Chris Leupold, associate professor of psychology and Faculty Leadership Fellow, was part of a research team that recently presented two research papers at the annual conference of the Society for Industrial/Organizational Psychology (SIOP).
SIOP is among the largest international professional conferences for scholars from organizational psychology and business departments as well as practitioners in the field. The 2013 conference was recently held in Houston April 11-13.
Both presentations focused on the role of integrity in leadership, and co-authors included Bill Gentry and Kristin Cullen (Center for Creative Leadership), John Sosik (Pennsylvania State University), Jae Uk Chun (Korea University Business School), and Scott Tonidandel (Davidson College).
In the wake of recent leadership and corporate scandals, the research team was responding to a general call in the field for more research to better understand the roles of character and integrity in leadership.

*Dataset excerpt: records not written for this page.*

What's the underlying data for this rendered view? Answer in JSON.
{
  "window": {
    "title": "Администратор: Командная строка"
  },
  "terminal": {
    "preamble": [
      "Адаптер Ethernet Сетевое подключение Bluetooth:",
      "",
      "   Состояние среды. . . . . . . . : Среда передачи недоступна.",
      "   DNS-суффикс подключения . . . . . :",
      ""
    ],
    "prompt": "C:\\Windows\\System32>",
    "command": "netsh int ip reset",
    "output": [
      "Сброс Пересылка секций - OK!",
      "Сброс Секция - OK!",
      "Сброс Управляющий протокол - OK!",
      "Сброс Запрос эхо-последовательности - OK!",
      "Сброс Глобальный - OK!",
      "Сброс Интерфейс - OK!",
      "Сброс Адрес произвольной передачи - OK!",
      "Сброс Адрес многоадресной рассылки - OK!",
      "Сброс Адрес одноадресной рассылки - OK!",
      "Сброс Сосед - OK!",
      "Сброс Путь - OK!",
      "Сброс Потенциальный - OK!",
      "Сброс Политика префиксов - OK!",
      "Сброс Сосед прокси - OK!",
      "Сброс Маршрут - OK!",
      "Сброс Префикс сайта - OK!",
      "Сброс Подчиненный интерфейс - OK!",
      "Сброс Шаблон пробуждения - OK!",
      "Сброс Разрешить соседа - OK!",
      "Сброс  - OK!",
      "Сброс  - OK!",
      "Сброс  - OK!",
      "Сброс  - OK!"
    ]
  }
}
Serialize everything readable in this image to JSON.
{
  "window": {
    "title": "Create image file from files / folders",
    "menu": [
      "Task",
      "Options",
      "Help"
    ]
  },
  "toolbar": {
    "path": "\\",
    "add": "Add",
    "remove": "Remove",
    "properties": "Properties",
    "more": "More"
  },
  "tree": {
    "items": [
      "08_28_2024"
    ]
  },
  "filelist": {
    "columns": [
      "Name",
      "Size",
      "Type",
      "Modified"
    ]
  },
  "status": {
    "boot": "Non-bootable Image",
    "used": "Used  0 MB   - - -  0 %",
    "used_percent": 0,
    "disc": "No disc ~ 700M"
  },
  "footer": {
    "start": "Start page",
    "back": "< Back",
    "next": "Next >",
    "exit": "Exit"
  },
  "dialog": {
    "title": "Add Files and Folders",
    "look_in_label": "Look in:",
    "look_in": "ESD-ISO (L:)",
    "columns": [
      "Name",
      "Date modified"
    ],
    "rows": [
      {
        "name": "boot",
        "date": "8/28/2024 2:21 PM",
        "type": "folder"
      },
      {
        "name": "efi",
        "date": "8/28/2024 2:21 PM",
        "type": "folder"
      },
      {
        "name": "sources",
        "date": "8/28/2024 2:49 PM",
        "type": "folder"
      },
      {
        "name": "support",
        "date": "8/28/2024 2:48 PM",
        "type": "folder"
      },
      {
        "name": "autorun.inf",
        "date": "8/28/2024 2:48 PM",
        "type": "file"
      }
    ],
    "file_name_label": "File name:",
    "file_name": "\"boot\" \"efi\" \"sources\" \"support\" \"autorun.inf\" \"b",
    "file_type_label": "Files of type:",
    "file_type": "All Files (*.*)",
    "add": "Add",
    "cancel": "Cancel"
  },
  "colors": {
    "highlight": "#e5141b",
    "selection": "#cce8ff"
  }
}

In their paper titled, Integrity’s Place in Middle- and Top-Level Managerial Performance, the authors found that integrity was less important to middle-level managers’ current performance relative to other character strengths; in contrast, integrity was relatively more important in predicting the performance of top executives. The second study, Differences in Self-Other Rating Agreement of Integrity Across Managerial Levels, found that relative to middle-level managers, top executives exhibited greater discrepancies between their own self ratings of integrity and their subordinates’ ratings of the same executive’s integrity. Taken together, the results suggest that, although integrity is a greater determinant of executive’s performance, executives may have less accurate insights into their levels of integrity. The presentations included recommendations as to how to increase leaders’, and particularly executives’, insights and understandings of integrity since it is integral not only to organizations’ values but also performance.